The 2016–17 season saw him turn out 32 times for Araberri of the Spanish second-tier league LEB Oro, averaging 18.9 points per game, while earning Eurobasket.com All-Spanish LEB Gold 2nd Team distinction.

Berhanemeskel signed with Eisbären Bremerhaven of the German elite league Bundesliga in July 2017. He was Bremerhaven's second-leading scorer, averaging 13.9 points a contest in the 2017-18 Bundesliga season.

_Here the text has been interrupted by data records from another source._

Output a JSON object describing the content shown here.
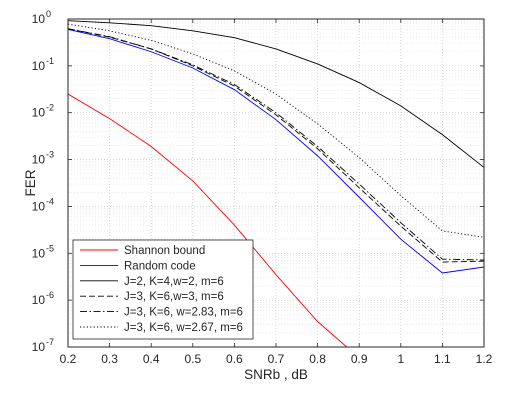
{
  "chart_data": {
    "type": "line",
    "title": "",
    "xlabel": "SNRb , dB",
    "ylabel": "FER",
    "xlim": [
      0.2,
      1.2
    ],
    "ylim_log10": [
      -7,
      0
    ],
    "yscale": "log",
    "grid": "major and minor, dotted",
    "legend_position": "lower-left",
    "x_ticks": [
      "0.2",
      "0.3",
      "0.4",
      "0.5",
      "0.6",
      "0.7",
      "0.8",
      "0.9",
      "1",
      "1.1",
      "1.2"
    ],
    "y_ticks": [
      {
        "base": "10",
        "exp": "0"
      },
      {
        "base": "10",
        "exp": "-1"
      },
      {
        "base": "10",
        "exp": "-2"
      },
      {
        "base": "10",
        "exp": "-3"
      },
      {
        "base": "10",
        "exp": "-4"
      },
      {
        "base": "10",
        "exp": "-5"
      },
      {
        "base": "10",
        "exp": "-6"
      },
      {
        "base": "10",
        "exp": "-7"
      }
    ],
    "series": [
      {
        "name": "Shannon bound",
        "color": "#ff0000",
        "dash": "solid",
        "x": [
          0.2,
          0.3,
          0.4,
          0.5,
          0.6,
          0.7,
          0.8,
          0.87
        ],
        "y": [
          0.025,
          0.0075,
          0.0019,
          0.00035,
          4e-05,
          3.5e-06,
          3.5e-07,
          1e-07
        ]
      },
      {
        "name": "Random code",
        "color": "#0000ff",
        "dash": "solid",
        "x": [
          0.2,
          0.3,
          0.4,
          0.5,
          0.6,
          0.7,
          0.8,
          0.9,
          1.0,
          1.1,
          1.2
        ],
        "y": [
          0.6,
          0.38,
          0.2,
          0.09,
          0.031,
          0.0071,
          0.0012,
          0.000157,
          2e-05,
          3.8e-06,
          5.1e-06
        ]
      },
      {
        "name": "J=2, K=4,w=2, m=6",
        "color": "#000000",
        "dash": "solid",
        "x": [
          0.2,
          0.3,
          0.4,
          0.5,
          0.6,
          0.7,
          0.8,
          0.9,
          1.0,
          1.1,
          1.2
        ],
        "y": [
          0.92,
          0.83,
          0.72,
          0.56,
          0.4,
          0.23,
          0.11,
          0.044,
          0.014,
          0.0034,
          0.00068
        ]
      },
      {
        "name": "J=3, K=6,w=3, m=6",
        "color": "#000000",
        "dash": "dashed",
        "x": [
          0.2,
          0.3,
          0.4,
          0.5,
          0.6,
          0.7,
          0.8,
          0.9,
          1.0,
          1.1,
          1.2
        ],
        "y": [
          0.62,
          0.41,
          0.23,
          0.1,
          0.037,
          0.009,
          0.0017,
          0.00025,
          3.8e-05,
          6.5e-06,
          6.8e-06
        ]
      },
      {
        "name": "J=3,  K=6,  w=2.83, m=6",
        "color": "#000000",
        "dash": "dashdot",
        "x": [
          0.2,
          0.3,
          0.4,
          0.5,
          0.6,
          0.7,
          0.8,
          0.9,
          1.0,
          1.1,
          1.2
        ],
        "y": [
          0.62,
          0.42,
          0.23,
          0.105,
          0.04,
          0.01,
          0.0019,
          0.0003,
          4.5e-05,
          7.5e-06,
          7.2e-06
        ]
      },
      {
        "name": "J=3,  K=6, w=2.67, m=6",
        "color": "#000000",
        "dash": "dotted",
        "x": [
          0.2,
          0.3,
          0.4,
          0.5,
          0.6,
          0.7,
          0.8,
          0.9,
          1.0,
          1.1,
          1.2
        ],
        "y": [
          0.78,
          0.56,
          0.35,
          0.18,
          0.078,
          0.025,
          0.0058,
          0.0011,
          0.00017,
          3e-05,
          2.2e-05
        ]
      }
    ]
  }
}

On July 4, 2018, Berhanemeskel signed a two-year deal with Tecnyconta Zaragoza of the Liga ACB. After starting the 2019–20 season with Greek team Larisa B.C., he was signed by Boulazac Basket Dordogne of the French top-flight LNB Pro A in January 2020. He appeared in eight games of the French league, averaging 14.4 points, 2.4 rebounds and 1.6 assists per outing.

Berhanemeskel signed with the Ottawa Blackjacks of the CEBL in June 2020. On September 18, he signed with Nanterre 92 of the LNB Pro A.

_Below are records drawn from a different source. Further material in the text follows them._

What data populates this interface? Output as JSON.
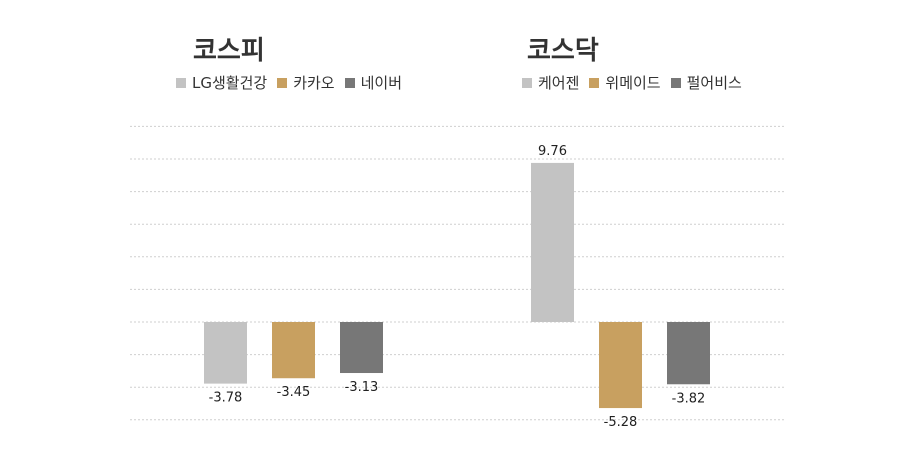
{
  "colors": {
    "light_gray": "#c3c3c3",
    "gold": "#c8a060",
    "dark_gray": "#777777",
    "grid": "#cfcfcf"
  },
  "chart_data": [
    {
      "type": "bar",
      "title": "코스피",
      "categories": [
        "LG생활건강",
        "카카오",
        "네이버"
      ],
      "values": [
        -3.78,
        -3.45,
        -3.13
      ],
      "value_labels": [
        "-3.78",
        "-3.45",
        "-3.13"
      ],
      "colors": [
        "#c3c3c3",
        "#c8a060",
        "#777777"
      ],
      "legend": [
        "LG생활건강",
        "카카오",
        "네이버"
      ],
      "legend_position": "top",
      "grid": true,
      "ylim": [
        -6,
        12
      ]
    },
    {
      "type": "bar",
      "title": "코스닥",
      "categories": [
        "케어젠",
        "위메이드",
        "펄어비스"
      ],
      "values": [
        9.76,
        -5.28,
        -3.82
      ],
      "value_labels": [
        "9.76",
        "-5.28",
        "-3.82"
      ],
      "colors": [
        "#c3c3c3",
        "#c8a060",
        "#777777"
      ],
      "legend": [
        "케어젠",
        "위메이드",
        "펄어비스"
      ],
      "legend_position": "top",
      "grid": true,
      "ylim": [
        -6,
        12
      ]
    }
  ]
}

On March 11, 2021, Berhanemeskel re-signed with the Blackjacks.

On July 9, 2021, Berhanemeskel signed with Chorale Roanne Basket of the LNB Pro A.

On August 11, 2022, he signed a deal with BC Budivelnyk of the European North Basketball League and the Champions League.

During the summer of 2023, Berhanemeskel returned to France and signed for a season with BCM Gravelines-Dunkerque.

On August 11, 2025, he signed with Le Mans Sarthe of the French LNB Pro A.

== National team career ==
Berhanemeskel represented Canada at the 2015 World University Games in Gwangju, South Korea. He also represented Team Canada at the 2021 FIBA AmeriCup Qualifiers in Puerto Rico.